In an effort to abandon Macarthur’s proposal to acquire Gloucester Coal Limited, in deal that would make Singapore-based Noble Group the largest shareholder in Macarthur, Peabody had raised its bid to $3.3 billion.

Under Peabody’s revised non-binding proposal, Macarthur shareholders would receive a cash price of A$14.00 per share. This represents a 44% premium to A$9.70 per share, the price at which Macarthur agreed to issue shares to Noble Group in relation to the Gloucester takeover offer.

Furthermore, the company had also reduced its conditionality of the proposal. While Peabody continues to offer Macarthur’s three largest shareholders the ability to retain their original interest in Macarthur, its new offer is not contingent on their commitment provided the Macarthur board of directors supports the latest proposal.

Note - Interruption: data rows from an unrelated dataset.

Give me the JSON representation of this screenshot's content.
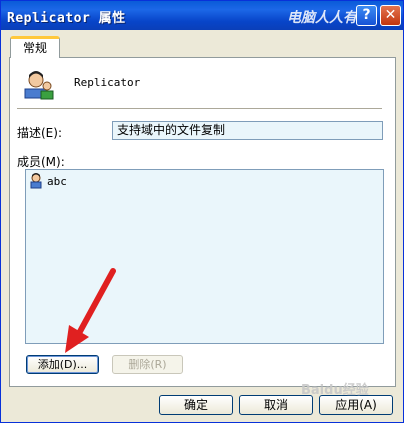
{
  "window": {
    "title": "Replicator 属性",
    "help_glyph": "?",
    "close_glyph": "✕",
    "watermark_top": "电脑人人有"
  },
  "tabs": [
    {
      "label": "常规",
      "active": true
    }
  ],
  "group": {
    "name": "Replicator",
    "icon": "group-users-icon",
    "description_label": "描述(E):",
    "description_value": "支持域中的文件复制",
    "members_label": "成员(M):",
    "members": [
      {
        "name": "abc",
        "icon": "user-icon"
      }
    ]
  },
  "actions": {
    "add_label": "添加(D)...",
    "remove_label": "删除(R)"
  },
  "footer": {
    "ok_label": "确定",
    "cancel_label": "取消",
    "apply_label": "应用(A)"
  },
  "watermark_bottom": "Baidu经验",
  "colors": {
    "titlebar": "#0a5bd8",
    "dialog_bg": "#ece9d8",
    "input_bg": "#eaf6fb",
    "arrow": "#e02020",
    "tab_accent": "#ffc83c"
  }
}
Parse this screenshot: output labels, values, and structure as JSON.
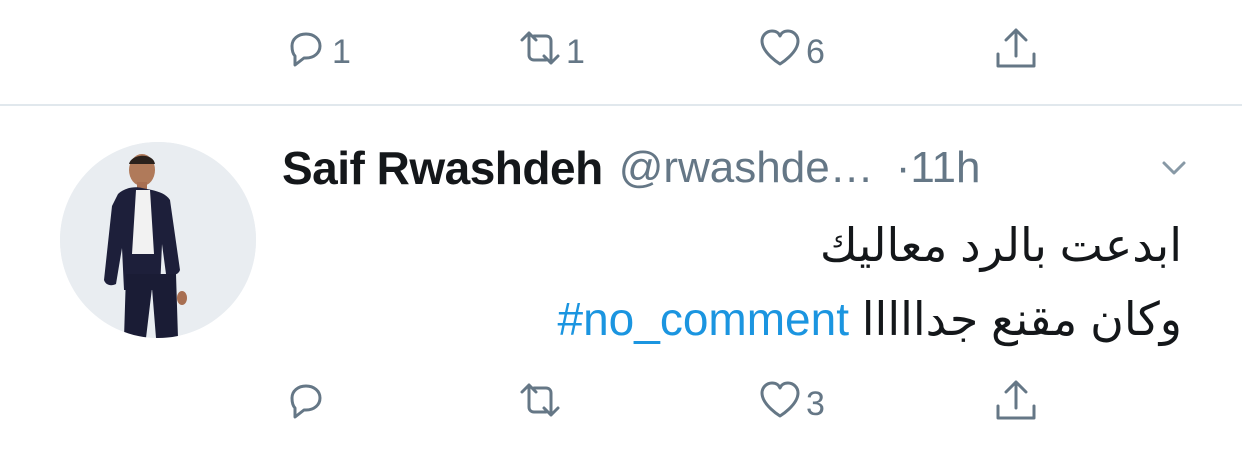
{
  "previous_tweet": {
    "actions": {
      "reply_count": "1",
      "retweet_count": "1",
      "like_count": "6",
      "reply_icon": "reply-icon",
      "retweet_icon": "retweet-icon",
      "like_icon": "heart-icon",
      "share_icon": "share-icon"
    }
  },
  "tweet": {
    "author_name": "Saif Rwashdeh",
    "author_handle": "@rwashde…",
    "separator": "·",
    "time": "11h",
    "text_line_1": "ابدعت بالرد معاليك",
    "text_line_2": "وكان مقنع جدااااا",
    "hashtag": "#no_comment",
    "actions": {
      "reply_count": "",
      "retweet_count": "",
      "like_count": "3"
    }
  },
  "colors": {
    "text": "#14171a",
    "secondary": "#657786",
    "hashtag": "#1b95e0",
    "divider": "#e1e8ed"
  }
}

Peabody believes the takeover offer for Gloucester and the associated transactions with Noble Group are not in the best interests of Macarthur shareholders. Furthermore, Peabody had requested the Macarthur board to delay its shareholders’ meeting planned for April 12, 2010, when Macarthur shareholders are scheduled to vote on the Gloucester deal.

However, Macarthur’s board believes Peabody’s revised proposal still remains highly conditional and does not fully value Macarthur and its significant growth prospects. Additionally, Macarthur said it will continue with its April 12th shareholders meeting to get approval for the take over its rival Gloucester.